Hochhäuslers Film reicht über derartige Momentaufnahmen deutlich hinaus: In ruhigen Einstellungen voller Beobachtungsfreude und illusionslos erzählt, hervorragend gecastet – vor allem Hauptdarsteller Constantin von Jascheroff, Devid Striesow, Manfred Zapatka und Viktoria von Trauttmansdorff stechen hervor – ist Falscher Bekenner das sehr präzise Portrait der aktuellen Verhältnisse, hinter dessen Düsternis die Sinnlosigkeit und Absurdität des Lebens spürbar wird, nicht die einer »sozialen Lage«. Dabei atmet Armin Lustlosigkeit und Ungerührtheit, sein Hang, sich dem Gegebenen oder den Anderen zu unterwerfen, viel Gegenwart. Sie ist beklemmend repräsentativ für eine verlorene Generation ohne Eigenschaften und einen neuen Nihilismus, der unsere Epoche erst zu prägen beginnt. Hochhäusler legt nahe, dass diese Generation für alles Mögliche bereit und darum auch weit gefährlicher ist, als es den Anschein hat. Ein Dunst von Apokalypse und gewalttätigem Ausbruch – faschistisch oder terroristisch verbrämt oder doch ins Spießertum implodierend – liegt über allen Handlungen dieser Hauptfigur.
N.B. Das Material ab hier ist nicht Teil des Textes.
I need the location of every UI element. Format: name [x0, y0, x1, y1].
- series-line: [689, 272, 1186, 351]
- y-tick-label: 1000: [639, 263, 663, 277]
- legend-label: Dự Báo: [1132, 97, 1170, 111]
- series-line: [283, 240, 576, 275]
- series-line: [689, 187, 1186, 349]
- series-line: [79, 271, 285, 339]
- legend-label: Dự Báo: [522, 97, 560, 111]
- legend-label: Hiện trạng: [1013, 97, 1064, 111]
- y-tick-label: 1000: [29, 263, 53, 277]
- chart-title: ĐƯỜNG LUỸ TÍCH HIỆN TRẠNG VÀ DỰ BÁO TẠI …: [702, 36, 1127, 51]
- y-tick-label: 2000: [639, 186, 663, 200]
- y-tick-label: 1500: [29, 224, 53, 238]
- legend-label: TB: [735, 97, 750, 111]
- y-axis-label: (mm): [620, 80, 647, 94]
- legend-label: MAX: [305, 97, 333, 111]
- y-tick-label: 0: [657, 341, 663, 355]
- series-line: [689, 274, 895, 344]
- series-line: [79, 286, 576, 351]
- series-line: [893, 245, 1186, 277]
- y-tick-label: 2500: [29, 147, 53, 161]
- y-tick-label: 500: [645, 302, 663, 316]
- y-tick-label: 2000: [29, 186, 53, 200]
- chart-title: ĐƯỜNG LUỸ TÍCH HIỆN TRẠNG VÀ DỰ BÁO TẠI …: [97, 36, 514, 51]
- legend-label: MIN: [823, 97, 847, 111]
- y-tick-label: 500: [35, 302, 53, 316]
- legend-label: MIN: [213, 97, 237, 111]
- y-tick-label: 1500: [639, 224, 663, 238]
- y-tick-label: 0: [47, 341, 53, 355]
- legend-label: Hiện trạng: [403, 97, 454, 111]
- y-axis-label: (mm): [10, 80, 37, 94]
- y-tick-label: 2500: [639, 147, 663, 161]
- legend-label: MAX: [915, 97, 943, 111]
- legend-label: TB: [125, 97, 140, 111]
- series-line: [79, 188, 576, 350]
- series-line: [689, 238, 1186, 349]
Insofern geht Hochhäuslers Film, einer der besten deutschen Filme der letzten Jahre, auch noch ein Stück über seinen hervorragenden Erstling Milchwald und über Schläfer von seinem Kollegen Benjamin Heisenberg hinaus: Die Depression ist bei ihm nichts, was zur Katharsis führt, man kann ihr nicht mehr entkommen. Es wird einfach so weitergehen.